On fait des détours puis on revient. J’avais un temps délaissé ce parfum. Non pas pour céder à la nouveauté, mais pour marquer une étape dans une vie en changements. Je l’ai retrouvé hier comme on retrouve une partie de soi. Plus que des souvenirs, un élément qui définit, qui conforte, donne un style. Un simple parfum ? Serais-je à ce point futile ?

C’est Karim qui l’avait choisi pour moi.

Je me demande encore pourquoi nous n’avons pas osé nous mettre en couple. J’en porte la responsabilité sûrement. Il venait du Maroc, il étudiait à Paris. Il était beau et raffiné et d’une douceur extrême, il avait la voix chantante et je me souviens qu’il était merveilleusement apaisant. Quelqu’un de bien.

Pour payer ses études, il travaillait à Paris dans une chaîne célèbre où l’on vend des parfums. Il me racontait les clientes, les histoires, les gens pénibles parfois.

Il s’était naturellement intéressé à ce que je portais comme parfum. Je ne sais plus ce que c’était. Il m’avait dit que c’était bien mais que ça ne me correspondait pas vraiment. Il me fallait autre chose, il allait chercher.

Alors, il avait trouvé ce parfum, encore récent à l’époque. Et j’appréciais ce parfum tout autant parce qu’effectivement il était agréable, il s’accordait à ma personnalité, mais aussi probablement parce qu’en le choisissant pour moi, avec une intuition juste, j’avais été touché que Karim me définisse ainsi. Il avait su ce qui allait me correspondre. Très belle intuition.

Alors j’en fis mon parfum.

C’était à la fin des années 90 ! Déjà ?

Japonais

C’était l’époque où je commençais à m’intéresser à la littérature japonaise. Le parfum conçu en France porte la griffe d’un styliste japonais mort aujourd’hui.

Plus que le flacon aux lignes épurées, j’aimais déjà et encore les fragrances de yuzu, citron, bergamote, verveine citronnée, mandarine, cyprès, calone – c’est une molécule de synthèse ça ! -, coriandre, sauge et estragon ; avec dit-on comme notes de cœur le lotus bleu, le muguet, la noix de muscade, le géranium bourbon, le safran, la cannelle de Ceylan et le réséda ; et comme notes de fond le vétiver de Tahiti, le musc, le cèdre, le bois de santal, l’ambre et le tabac… Ciel ! De quoi faire voyager.

Le parfum existe toujours.
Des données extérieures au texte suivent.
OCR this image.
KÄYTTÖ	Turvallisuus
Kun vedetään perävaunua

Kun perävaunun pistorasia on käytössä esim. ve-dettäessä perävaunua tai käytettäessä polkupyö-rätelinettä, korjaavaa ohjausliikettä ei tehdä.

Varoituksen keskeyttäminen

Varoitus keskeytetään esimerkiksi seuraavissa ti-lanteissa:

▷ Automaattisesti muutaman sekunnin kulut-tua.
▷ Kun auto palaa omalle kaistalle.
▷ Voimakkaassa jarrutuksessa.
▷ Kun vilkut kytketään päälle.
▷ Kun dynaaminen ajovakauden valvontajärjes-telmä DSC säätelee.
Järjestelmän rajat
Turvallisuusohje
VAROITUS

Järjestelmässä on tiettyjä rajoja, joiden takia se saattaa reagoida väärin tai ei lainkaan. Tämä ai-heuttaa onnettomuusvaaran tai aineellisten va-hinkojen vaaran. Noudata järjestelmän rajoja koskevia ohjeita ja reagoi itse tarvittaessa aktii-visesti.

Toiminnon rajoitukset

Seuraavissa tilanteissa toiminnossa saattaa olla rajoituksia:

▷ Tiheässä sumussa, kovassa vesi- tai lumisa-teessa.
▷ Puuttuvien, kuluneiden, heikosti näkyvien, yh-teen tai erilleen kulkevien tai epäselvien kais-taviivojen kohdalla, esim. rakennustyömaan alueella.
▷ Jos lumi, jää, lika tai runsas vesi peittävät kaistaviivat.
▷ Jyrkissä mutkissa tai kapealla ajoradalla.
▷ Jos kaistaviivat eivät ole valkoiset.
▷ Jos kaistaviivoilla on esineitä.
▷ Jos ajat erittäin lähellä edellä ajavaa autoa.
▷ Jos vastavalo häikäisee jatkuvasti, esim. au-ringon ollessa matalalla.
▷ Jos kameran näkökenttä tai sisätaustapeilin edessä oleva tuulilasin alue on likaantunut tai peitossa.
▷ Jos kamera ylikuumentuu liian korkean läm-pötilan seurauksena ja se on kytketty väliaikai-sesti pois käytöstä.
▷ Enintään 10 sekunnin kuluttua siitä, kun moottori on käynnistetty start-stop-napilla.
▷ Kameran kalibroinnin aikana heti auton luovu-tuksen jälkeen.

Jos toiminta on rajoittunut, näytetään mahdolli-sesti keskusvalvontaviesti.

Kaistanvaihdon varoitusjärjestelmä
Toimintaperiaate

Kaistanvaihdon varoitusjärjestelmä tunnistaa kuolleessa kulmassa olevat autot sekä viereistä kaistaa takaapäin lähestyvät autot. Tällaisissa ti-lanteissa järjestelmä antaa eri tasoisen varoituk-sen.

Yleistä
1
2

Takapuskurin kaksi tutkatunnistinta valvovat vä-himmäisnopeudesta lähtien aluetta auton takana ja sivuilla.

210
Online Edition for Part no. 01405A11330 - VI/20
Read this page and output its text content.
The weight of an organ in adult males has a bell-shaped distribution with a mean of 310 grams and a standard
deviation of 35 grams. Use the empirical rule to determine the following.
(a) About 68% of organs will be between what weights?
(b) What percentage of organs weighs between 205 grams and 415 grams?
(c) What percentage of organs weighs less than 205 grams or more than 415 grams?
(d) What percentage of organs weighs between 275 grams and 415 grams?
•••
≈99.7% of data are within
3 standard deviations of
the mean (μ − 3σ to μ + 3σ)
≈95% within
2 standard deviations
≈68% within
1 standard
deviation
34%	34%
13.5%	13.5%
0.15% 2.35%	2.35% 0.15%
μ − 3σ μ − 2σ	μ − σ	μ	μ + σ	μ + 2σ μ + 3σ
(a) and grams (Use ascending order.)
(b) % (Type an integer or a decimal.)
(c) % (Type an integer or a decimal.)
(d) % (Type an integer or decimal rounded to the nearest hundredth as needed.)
Karim l’avait choisi pour moi et je lui suis resté fidèle au point que nombre d’amis, de proches, d’amoureux ou de compagnons l’associaient clairement à ma personne.

Au point d’ailleurs que personne n’aurait songé à se l’attribuer ou même l’emprunter.

On n’est évidemment pas défini par un parfum, mais on peut être plus ou moins révélé, en cohérence avec… tout comme un style vestimentaire, un ton, une manière d’être s’accordent plus ou moins à votre personnalité.

Retrouvailles

Et revenir après quelques temps à ce parfum, m’a non seulement rappelé le passé, mais m’a permis de dire que « malgré le temps », trente ans après, il me va toujours bien, ça reste cohérent.

Je sais l’impermanence. Demain peut-être, la maison qui le produit pourrait cesser de le fabriquer ou subrepticement changer sa composition. On ne le trouve pas toujours, pas facilement.

Ce n’est rien, c’est futile… Je pourrais me trouver presque niais à m’intéresser à ce détail.

Chaque personne a pourtant son odeur, sa saveur propre. Nous sommes ce que nous mangeons, fumons, notre mode de vie et les parfums que nous portons.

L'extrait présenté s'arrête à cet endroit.